For pediatric patients with B-cell acute lymphoblastic leukemia, higher doses of tisagenlecleucel increased their rate of survival after 1 year by nearly 30%.
Young patients with B-cell acute lymphoblastic leukemia (B-ALL) who received higher doses of tisagenlecleucel, a chimeric antigen receptor (CAR) T-cell therapy, within the FDA-approved range experienced a significantly higher 1-year survival rate compared to patients who received lower doses, according to a study published in Blood Advances.
“In the past, we did not have data to guide clinical decisions around commercial CAR T-cell dosing and didn’t know if higher doses would affect toxicity and compromise outcomes, or support enhanced anti-leukemia effect,” said study lead author Liora Schultz, MD, a pediatric oncologist at the Stanford Children's Health Lucile Packard Children's Hospital, in a press release.
Tisagenlecleucel was the first approved gene therapy available in the United States. Since 2017, it has treated pediatric patients with B-ALL who did not respond to chemotherapy or who experienced recurrence after being treated.
ALL is the most common cancer in children and B-ALL is the most common subtype. Although treatable with chemotherapy, approximately 20% of patients do not respond to the treatment or they relapse.
CAR T-cell therapy removes a patient’s infection-fighting T cells and genetically modifies them to identify cancer cells before reinserting them back into the body to destroy cancerous cells.

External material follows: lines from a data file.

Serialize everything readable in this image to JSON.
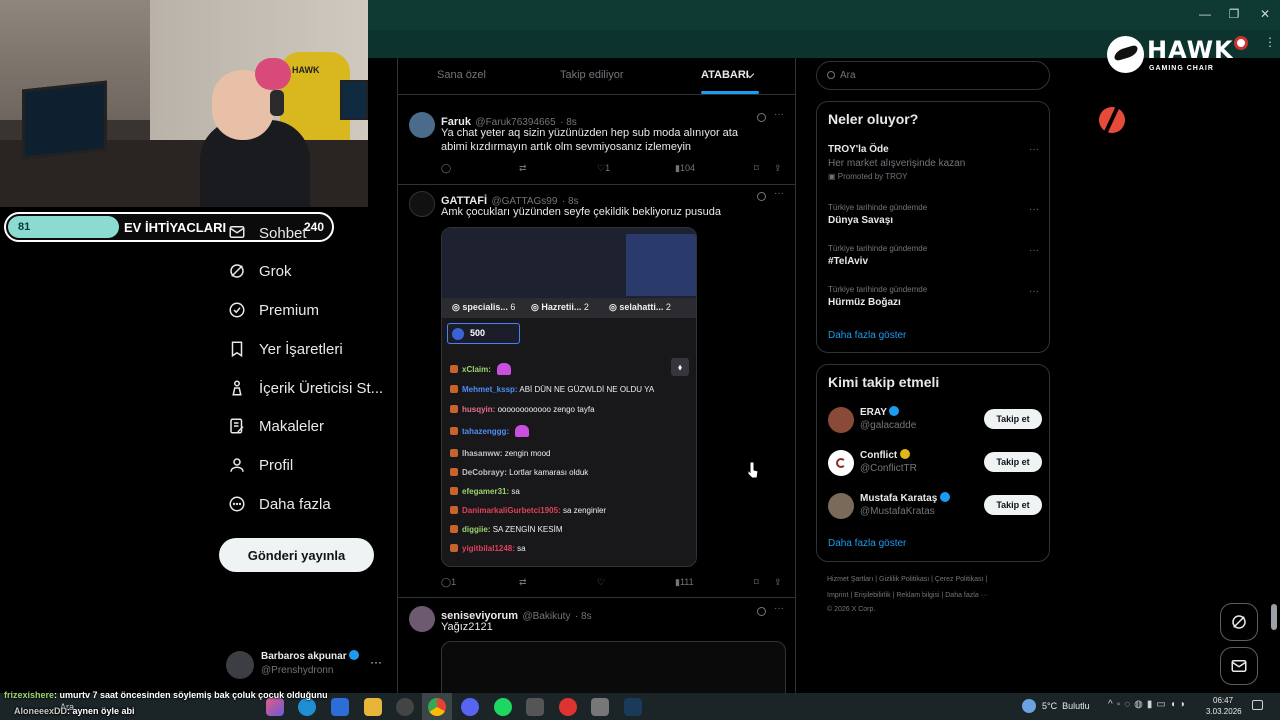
{
  "window": {
    "minimize": "—",
    "restore": "❐",
    "close": "✕"
  },
  "brand": {
    "name": "HAWK",
    "tagline": "GAMING CHAIR"
  },
  "webcam": {
    "chair_text": "HAWK"
  },
  "goal_bar": {
    "left": "81",
    "title": "EV İHTİYACLARI",
    "right": "240",
    "progress": 0.34
  },
  "nav": {
    "items": [
      {
        "label": "Sohbet",
        "icon": "mail-icon"
      },
      {
        "label": "Grok",
        "icon": "grok-icon"
      },
      {
        "label": "Premium",
        "icon": "premium-icon"
      },
      {
        "label": "Yer İşaretleri",
        "icon": "bookmark-icon"
      },
      {
        "label": "İçerik Üreticisi St...",
        "icon": "creator-studio-icon"
      },
      {
        "label": "Makaleler",
        "icon": "article-icon"
      },
      {
        "label": "Profil",
        "icon": "profile-icon"
      },
      {
        "label": "Daha fazla",
        "icon": "more-circle-icon"
      }
    ],
    "post_button": "Gönderi yayınla"
  },
  "account": {
    "name": "Barbaros akpunar",
    "handle": "@Prenshydronn",
    "more": "···"
  },
  "feed": {
    "tabs": [
      {
        "label": "Sana özel"
      },
      {
        "label": "Takip ediliyor"
      },
      {
        "label": "ATABARI"
      }
    ],
    "posts": [
      {
        "name": "Faruk",
        "handle": "@Faruk76394665",
        "time": "· 8s",
        "text": "Ya chat yeter aq sizin yüzünüzden hep sub moda alınıyor ata abimi kızdırmayın artık olm sevmiyosanız izlemeyin",
        "replies": "",
        "reposts": "",
        "likes": "1",
        "views": "104"
      },
      {
        "name": "GATTAFİ",
        "handle": "@GATTAGs99",
        "time": "· 8s",
        "text": "Amk çocukları yüzünden seyfe çekildik bekliyoruz pusuda",
        "replies": "1",
        "reposts": "",
        "likes": "",
        "views": "111"
      },
      {
        "name": "seniseviyorum",
        "handle": "@Bakikuty",
        "time": "· 8s",
        "text": "Yağız2121"
      }
    ],
    "embedded": {
      "top_users": [
        {
          "name": "specialis...",
          "count": "6"
        },
        {
          "name": "Hazretii...",
          "count": "2"
        },
        {
          "name": "selahatti...",
          "count": "2"
        }
      ],
      "points": "500",
      "chat": [
        {
          "user": "xClaim:",
          "msg": "",
          "color": "#9bd36c"
        },
        {
          "user": "Mehmet_kssp:",
          "msg": "ABİ DÜN NE GÜZWLDİ NE OLDU YA",
          "color": "#4f8df5"
        },
        {
          "user": "husqyin:",
          "msg": "oooooooooooo zengo tayfa",
          "color": "#e4708b"
        },
        {
          "user": "tahazenggg:",
          "msg": "",
          "color": "#4f8df5"
        },
        {
          "user": "lhasanww:",
          "msg": "zengin mood",
          "color": "#c0c0c0"
        },
        {
          "user": "DeCobrayy:",
          "msg": "Lortlar kamarası olduk",
          "color": "#c0c0c0"
        },
        {
          "user": "efegamer31:",
          "msg": "sa",
          "color": "#9bd36c"
        },
        {
          "user": "DanimarkaliGurbetci1905:",
          "msg": "sa zenginler",
          "color": "#e0405a"
        },
        {
          "user": "diggiie:",
          "msg": "SA ZENGİN KESİM",
          "color": "#9bd36c"
        },
        {
          "user": "yigitbilal1248:",
          "msg": "sa",
          "color": "#e0405a"
        }
      ]
    }
  },
  "sidebar": {
    "search_placeholder": "Ara",
    "trends_title": "Neler oluyor?",
    "promo": {
      "title": "TROY'la Öde",
      "subtitle": "Her market alışverişinde kazan",
      "promoted": "Promoted by TROY"
    },
    "trends": [
      {
        "context": "Türkiye tarihinde gündemde",
        "name": "Dünya Savaşı"
      },
      {
        "context": "Türkiye tarihinde gündemde",
        "name": "#TelAviv"
      },
      {
        "context": "Türkiye tarihinde gündemde",
        "name": "Hürmüz Boğazı"
      }
    ],
    "show_more": "Daha fazla göster",
    "who_title": "Kimi takip etmeli",
    "who": [
      {
        "name": "ERAY",
        "handle": "@galacadde",
        "button": "Takip et"
      },
      {
        "name": "Conflict",
        "handle": "@ConflictTR",
        "button": "Takip et"
      },
      {
        "name": "Mustafa Karataş",
        "handle": "@MustafaKratas",
        "button": "Takip et"
      }
    ],
    "who_more": "Daha fazla göster",
    "footer_line1": "Hizmet Şartları  |  Gizlilik Politikası  |  Çerez Politikası  |",
    "footer_line2": "Imprint  |  Erişilebilirlik  |  Reklam bilgisi  |  Daha fazla ···",
    "footer_line3": "© 2026 X Corp."
  },
  "stream_chat": [
    {
      "user": "frizexishere",
      "msg": ": umurtv 7 saat öncesinden söylemiş bak çoluk çocuk olduğunu"
    },
    {
      "user": "AloneeexDD",
      "msg": ": aynen öyle abi"
    }
  ],
  "taskbar": {
    "search": "Ara",
    "weather": "5°C  Bulutlu",
    "time": "06:47",
    "date": "3.03.2026"
  },
  "colors": {
    "accent": "#1d9bf0",
    "teal": "#8cdbd3",
    "topbar": "#0f3a33"
  }
}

CAR T-cell therapy is a standard treatment for pediatric patients with relapsed or refractory B-ALL. It serves as an alternative or supplement to stem cell transplantation. Tisagenlecleucel is approved at 0.2-5 million CAR T cells/kg for patients who are 50 kg or less and approved at 10-250 million CAR T cells/kg for patients over 50 kg.
Physicians are still unsure of the correct dosing for this therapy. There is little evidence to determine whether higher or lower doses offer better treatment, according to the study authors. Physicians decide whether to use a higher or lower number of cells, usually based on the number of T cells obtained from the patient. Clinical trials guide dosing amounts, but such a wide range could be fine-tuned to inform decision-making going forward.
For this study, researchers analyzed 185 patients who had relapsed or refractory B-ALL. The participants, all 26 years of age and younger, were administered different doses of tisagenlecleucel for 1 year.
During that time, researchers analyzed the rate of overall survival, event-free survival, and relapse-free survival, observing that participants administered higher doses within the approved range (2.4-5.1 million cells/kg) had significantly higher survival rates than those who received a lower dose (0-1.3 million cells/kg).
Among the participants, 86% administered a higher dose of tisagenlecleucel lived until the end of the year. This was nearly 30% more than the low-dose participants, of whom 59% lived through the year. Risk of toxicity or safety concern did not increase with dose.
“A lot of effort is focused on complex engineering and development of next-generation CAR-T therapies,” Schultz said in a press release. “This study aims to explore if clinical manipulations using our current approved construct, tisagenlecleucel, can achieve even incremental advances in the field.”